Department of Biological Chemistry and Molecular Pharmacology, Harvard Medical School, 240 Longwood Avenue, Boston, Massachusetts 02115, United States.
J Chem Inf Model. 2021 Jun 28;61(6):2560-2571. doi: 10.1021/acs.jcim.0c01304. Epub 2021 May 27.

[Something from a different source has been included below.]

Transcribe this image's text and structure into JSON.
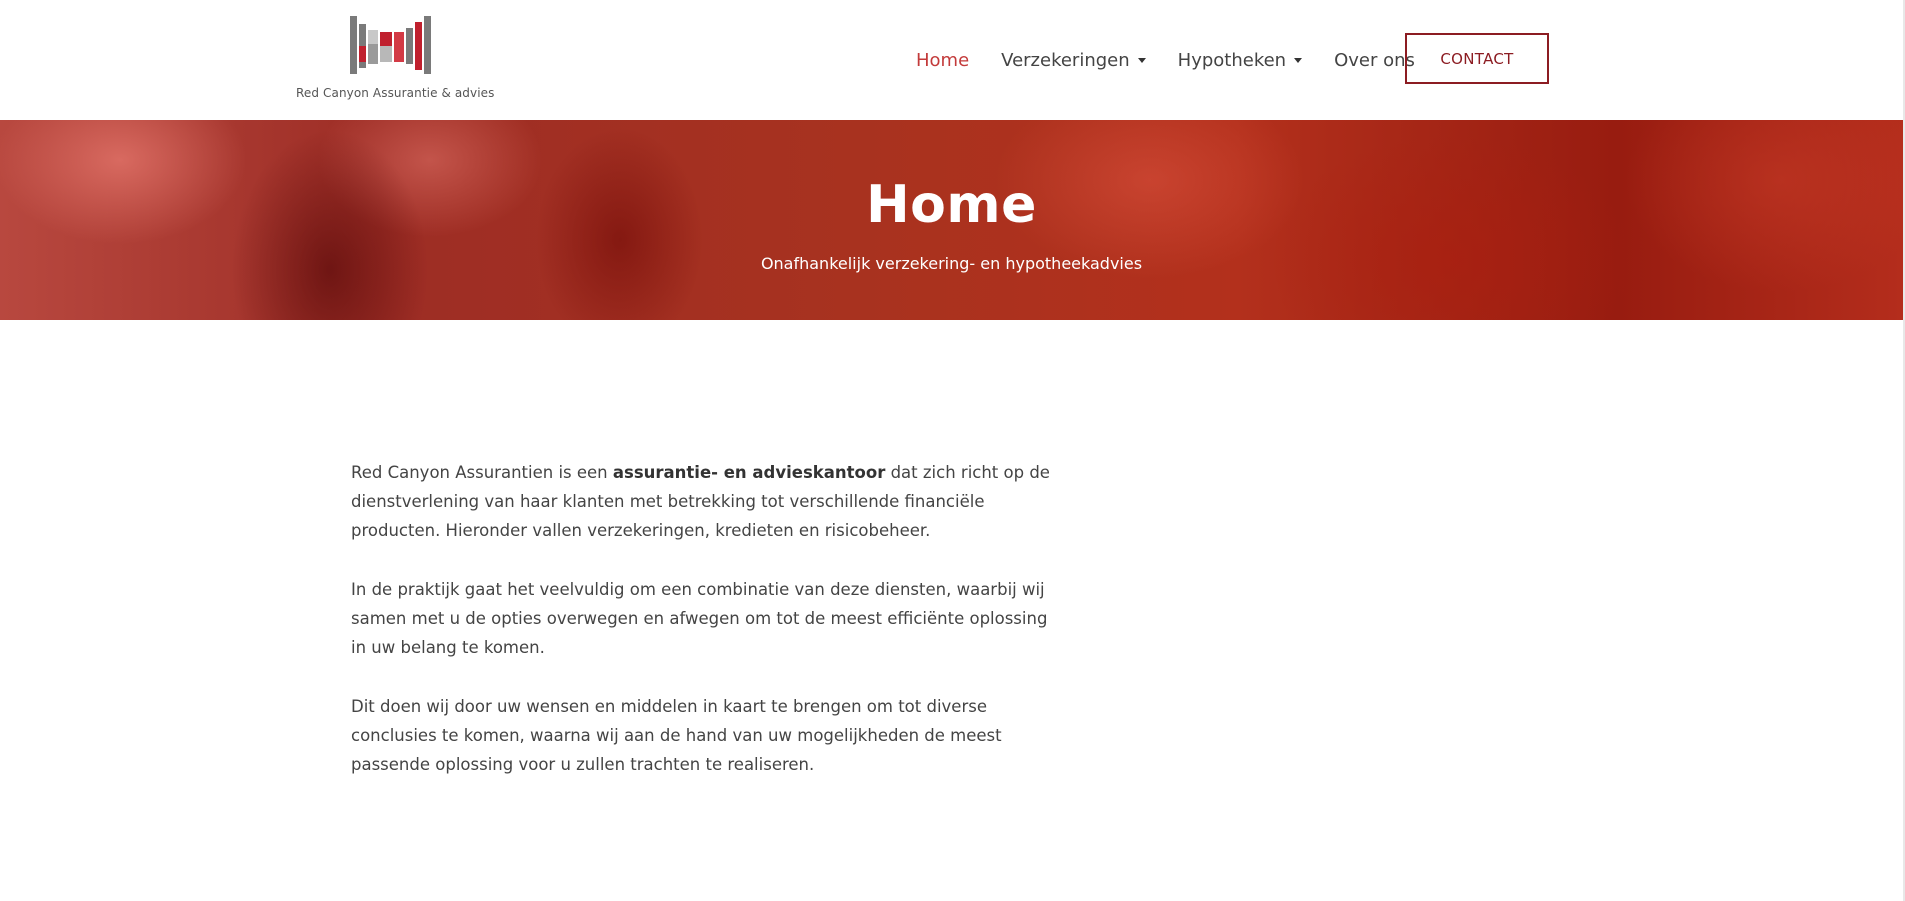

Research in natural products, the genetically encoded small molecules produced by organisms in an idiosyncratic fashion, deals with molecular structure, biosynthesis, and biological activity. Bioinformatics analyses of microbial genomes can successfully reveal the genetic instructions, biosynthetic gene clusters, that produce many natural products. Genes to molecule predictions made on biosynthetic gene clusters have revealed many important new structures. There is no comparable method for genes to biological activity predictions. To address this missing pathway, we developed a machine learning bioinformatics method for predicting a natural product's antibiotic activity directly from the sequence of its biosynthetic gene cluster. We trained commonly used machine learning classifiers to predict antibacterial or antifungal activity based on features of known natural product biosynthetic gene clusters. We have identified classifiers that can attain accuracies as high as 80% and that have enabled the identification of biosynthetic enzymes and their corresponding molecular features that are associated with antibiotic activity.
天然产物研究,即生物体以特殊方式产生的遗传编码小分子,涉及分子结构、生物合成和生物活性。对微生物基因组的生物信息学分析可以成功揭示产生许多天然产物的遗传指令和生物合成基因簇。基于生物合成基因簇进行的基因到分子预测已经揭示了许多重要的新结构。目前还没有可比的方法可以从基因预测到生物活性。为了解决这个缺失的途径,我们开发了一种机器学习生物信息学方法,可直接从其生物合成基因簇的序列预测天然产物的抗生素活性。我们训练了常用的机器学习分类器,根据已知天然产物生物合成基因簇的特征来预测抗菌或抗真菌活性。我们已经确定了可以达到高达 80%准确率的分类器,并且能够鉴定出与抗生素活性相关的生物合成酶及其相应的分子特征。